Army Brig. Gen. David Phillips, deputy commander of the Civilian Police Assistance Training Team, reports that tangible gains have been achieved with regard to the police force's relationships with Iraqi ministries and justice, judicial capacity is on the rise, corruption is being pursued internally, and the training program is continuing to expand.

Army Brig. Gen. David Phillips, deputy commander of the Civilian Police Assistance Training Team, reports that tangible gains have been achieved with regard to the police force's relationships with Iraqi ministries and justice, judicial capacity is on the rise, corruption is being pursued internally, and the training program is continuing to expand.
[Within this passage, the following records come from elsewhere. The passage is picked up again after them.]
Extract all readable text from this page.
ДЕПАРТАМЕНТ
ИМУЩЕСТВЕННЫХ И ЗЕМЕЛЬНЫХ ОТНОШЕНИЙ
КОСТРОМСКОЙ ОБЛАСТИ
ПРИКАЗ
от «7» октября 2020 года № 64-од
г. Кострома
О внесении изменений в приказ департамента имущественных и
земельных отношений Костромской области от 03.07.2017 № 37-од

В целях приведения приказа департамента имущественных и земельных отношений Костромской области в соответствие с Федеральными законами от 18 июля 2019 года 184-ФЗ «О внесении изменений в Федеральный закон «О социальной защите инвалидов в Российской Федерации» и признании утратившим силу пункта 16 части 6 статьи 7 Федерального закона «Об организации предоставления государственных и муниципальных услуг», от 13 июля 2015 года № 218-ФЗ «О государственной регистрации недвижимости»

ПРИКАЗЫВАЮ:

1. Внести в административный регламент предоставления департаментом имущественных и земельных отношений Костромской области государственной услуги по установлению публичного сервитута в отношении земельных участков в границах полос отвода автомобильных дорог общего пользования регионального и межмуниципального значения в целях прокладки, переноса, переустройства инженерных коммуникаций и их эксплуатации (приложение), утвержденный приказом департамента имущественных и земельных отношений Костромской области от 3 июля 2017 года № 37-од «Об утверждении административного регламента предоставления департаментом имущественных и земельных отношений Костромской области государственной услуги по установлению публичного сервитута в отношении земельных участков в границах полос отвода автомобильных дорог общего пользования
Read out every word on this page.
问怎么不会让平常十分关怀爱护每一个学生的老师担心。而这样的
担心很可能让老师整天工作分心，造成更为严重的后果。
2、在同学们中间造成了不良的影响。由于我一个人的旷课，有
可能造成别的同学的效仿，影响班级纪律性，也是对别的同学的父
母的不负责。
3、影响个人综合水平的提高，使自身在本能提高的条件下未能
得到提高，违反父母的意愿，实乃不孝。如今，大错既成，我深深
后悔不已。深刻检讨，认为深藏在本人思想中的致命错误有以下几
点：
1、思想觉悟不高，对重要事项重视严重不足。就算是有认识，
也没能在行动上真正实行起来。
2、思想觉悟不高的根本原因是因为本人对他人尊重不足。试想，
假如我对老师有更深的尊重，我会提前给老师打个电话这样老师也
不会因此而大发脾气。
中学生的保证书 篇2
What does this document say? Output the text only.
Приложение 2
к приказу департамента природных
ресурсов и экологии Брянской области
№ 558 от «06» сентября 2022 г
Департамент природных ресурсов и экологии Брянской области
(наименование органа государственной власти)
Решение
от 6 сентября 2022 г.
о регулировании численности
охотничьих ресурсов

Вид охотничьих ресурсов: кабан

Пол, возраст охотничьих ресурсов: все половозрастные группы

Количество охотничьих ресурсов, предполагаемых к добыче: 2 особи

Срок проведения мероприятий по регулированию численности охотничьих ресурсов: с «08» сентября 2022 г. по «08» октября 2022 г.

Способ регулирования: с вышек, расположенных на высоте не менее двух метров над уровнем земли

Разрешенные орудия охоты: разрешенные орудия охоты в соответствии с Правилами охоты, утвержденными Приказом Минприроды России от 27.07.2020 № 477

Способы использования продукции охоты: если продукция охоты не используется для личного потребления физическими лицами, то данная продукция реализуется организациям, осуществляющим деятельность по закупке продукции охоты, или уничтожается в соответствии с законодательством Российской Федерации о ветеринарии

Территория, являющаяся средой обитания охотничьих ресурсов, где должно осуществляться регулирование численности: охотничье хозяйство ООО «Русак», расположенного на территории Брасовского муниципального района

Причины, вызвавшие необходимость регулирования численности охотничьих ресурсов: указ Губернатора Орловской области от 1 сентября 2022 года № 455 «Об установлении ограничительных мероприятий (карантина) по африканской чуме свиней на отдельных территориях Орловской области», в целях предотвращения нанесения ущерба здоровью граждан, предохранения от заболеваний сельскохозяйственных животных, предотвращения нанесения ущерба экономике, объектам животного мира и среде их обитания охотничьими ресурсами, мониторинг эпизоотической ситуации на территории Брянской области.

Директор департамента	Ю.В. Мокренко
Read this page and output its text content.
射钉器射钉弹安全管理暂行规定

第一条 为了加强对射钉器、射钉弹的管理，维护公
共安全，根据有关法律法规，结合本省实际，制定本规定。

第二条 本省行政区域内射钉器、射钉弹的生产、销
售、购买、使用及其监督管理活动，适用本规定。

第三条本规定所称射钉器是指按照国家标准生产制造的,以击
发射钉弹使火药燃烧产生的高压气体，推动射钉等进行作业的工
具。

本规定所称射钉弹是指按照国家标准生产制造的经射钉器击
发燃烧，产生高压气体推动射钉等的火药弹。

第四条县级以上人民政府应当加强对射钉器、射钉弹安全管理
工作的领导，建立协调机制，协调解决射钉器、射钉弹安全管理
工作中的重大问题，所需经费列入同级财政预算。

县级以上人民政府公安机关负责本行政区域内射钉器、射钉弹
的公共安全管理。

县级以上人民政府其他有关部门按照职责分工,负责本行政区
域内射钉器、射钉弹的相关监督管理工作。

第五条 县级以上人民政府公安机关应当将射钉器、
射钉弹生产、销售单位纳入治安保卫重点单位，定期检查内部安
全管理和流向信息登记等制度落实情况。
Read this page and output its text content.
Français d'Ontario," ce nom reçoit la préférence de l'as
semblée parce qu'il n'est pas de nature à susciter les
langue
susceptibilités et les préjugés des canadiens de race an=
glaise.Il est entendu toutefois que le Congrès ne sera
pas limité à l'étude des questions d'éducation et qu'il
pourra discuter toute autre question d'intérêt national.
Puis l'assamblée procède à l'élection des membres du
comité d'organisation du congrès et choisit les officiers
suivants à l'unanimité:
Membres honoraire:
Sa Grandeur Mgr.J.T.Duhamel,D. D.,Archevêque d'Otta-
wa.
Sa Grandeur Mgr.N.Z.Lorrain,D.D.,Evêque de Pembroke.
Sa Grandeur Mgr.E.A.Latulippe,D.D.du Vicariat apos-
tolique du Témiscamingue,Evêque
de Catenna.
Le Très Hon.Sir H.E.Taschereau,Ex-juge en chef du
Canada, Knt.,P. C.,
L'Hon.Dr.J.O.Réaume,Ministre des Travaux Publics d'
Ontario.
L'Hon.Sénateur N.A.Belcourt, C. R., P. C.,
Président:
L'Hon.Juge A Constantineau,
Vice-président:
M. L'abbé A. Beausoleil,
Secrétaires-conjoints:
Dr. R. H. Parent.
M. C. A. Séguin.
Phillips says the local population has tired of the al Qaeda presence and that parts of Baghdad and Anbar province have improved dramatically due to the continual entrance of recruits into police academies and enhanced police presence in neighborhoods, as reported at PressZoom.com.

Furthermore, Philips notes that today institutional progress is helping smooth the Iraqi police's operations, the Iraqi force is on par with any peer police force around the world (despite the fact that their potential is temporarily held in check by levels of insurgent violence they were neither trained nor intended to face) and that the country's citizens have rallied together.

"They're working hand in hand with the Marine forces out there and the Army forces that are out there," says Phillips. "They're turning in the insurgents. They're turning in caches of weapons. And I have to tell you that commerce is working, the stores are back open, and you get small kids on the streets now waving as you go by in a humvee."